In patients with signs of cirrhosis, abdominal ultrasound and serum methemoglobin every 3-6 months may help detect hepatocellular carcinoma. Patients with serum HBV DNA below the limit of detection have an annual disappearance rate of HBsAg of 0.5% to 1.4% and are likely to develop anti-HBs, and should be checked for serum hepatitis B markers from time to time.
Assessment of special populations
The purpose is to determine whether pregnancy is tolerated and whether antiviral therapy is necessary before and after pregnancy. patients with hepatic disease that is decompensated or has a tendency to decompensate should avoid pregnancy. the periodicity and content of follow-up evaluation during pregnancy are the same as for non-pregnant patients, but the physiological changes in serum biochemical parameters during mid- and late pregnancy should be taken into account.

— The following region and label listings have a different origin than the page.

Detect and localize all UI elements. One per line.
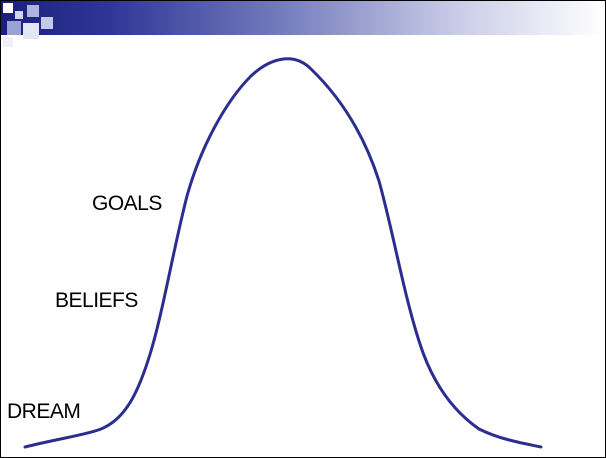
corner-squares-decoration xyxy=(1,1,61,47)
label-dream: DREAM xyxy=(7,400,81,423)
decor-square xyxy=(15,11,23,19)
decor-square xyxy=(23,23,39,39)
decor-square xyxy=(3,3,13,13)
decor-square xyxy=(7,21,21,35)
decor-square xyxy=(41,17,53,29)
decor-square xyxy=(3,37,13,47)
header-gradient-band xyxy=(1,1,605,35)
label-goals: GOALS xyxy=(92,192,162,215)
bell-curve-line xyxy=(23,57,543,449)
label-beliefs: BELIEFS xyxy=(55,289,138,312)
decor-square xyxy=(27,5,39,17)
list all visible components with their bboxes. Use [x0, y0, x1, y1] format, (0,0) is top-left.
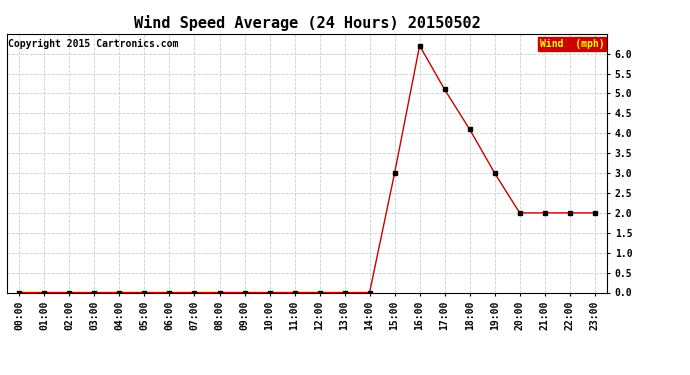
Text: Wind  (mph): Wind (mph): [540, 39, 604, 49]
Title: Wind Speed Average (24 Hours) 20150502: Wind Speed Average (24 Hours) 20150502: [134, 15, 480, 31]
Text: Copyright 2015 Cartronics.com: Copyright 2015 Cartronics.com: [8, 39, 179, 49]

To avoid reproductive, genetic and developmental toxicity of drugs, patients with planned pregnancy should avoid interferon-alpha and nucleoside (acid) antivirals if their disease status permits. Patients with unintended pregnancy during interferon-alpha, entecavir and adefovir therapy should terminate the pregnancy.
It should be emphasized that although there is clinical evidence that the use of lamivudine and telbivudine in patients with intermediate and late pregnancy can reduce mother-to-child transmission, the use of antiviral therapy for all chronic HBV-infected patients for the sole purpose of reducing mother-to-child transmission is not recommended. Although clinical evidence suggests that the use of lamivudine and telbivudine in mid- and late-stage pregnant patients may reduce mother-to-child transmission, caution should be exercised in the use of antiviral therapy for all chronic HBV-infected populations solely to reduce mother-to-child transmission.
The dose and duration of immunosuppressive drugs should be individualized according to the patient’s liver disease status.
Patients in the immune tolerance phase should be exempted from antiviral therapy, but must be closely followed up; patients with cirrhosis, hepatic decompensation, and those in the immune activation and control phases should be treated with nucleoside (acid) antiviral drugs at least 1-2 weeks before the start of immunosuppressive drug therapy. The follow-up period should be determined based on the patient’s disease status and the characteristics of the immunosuppressive drugs.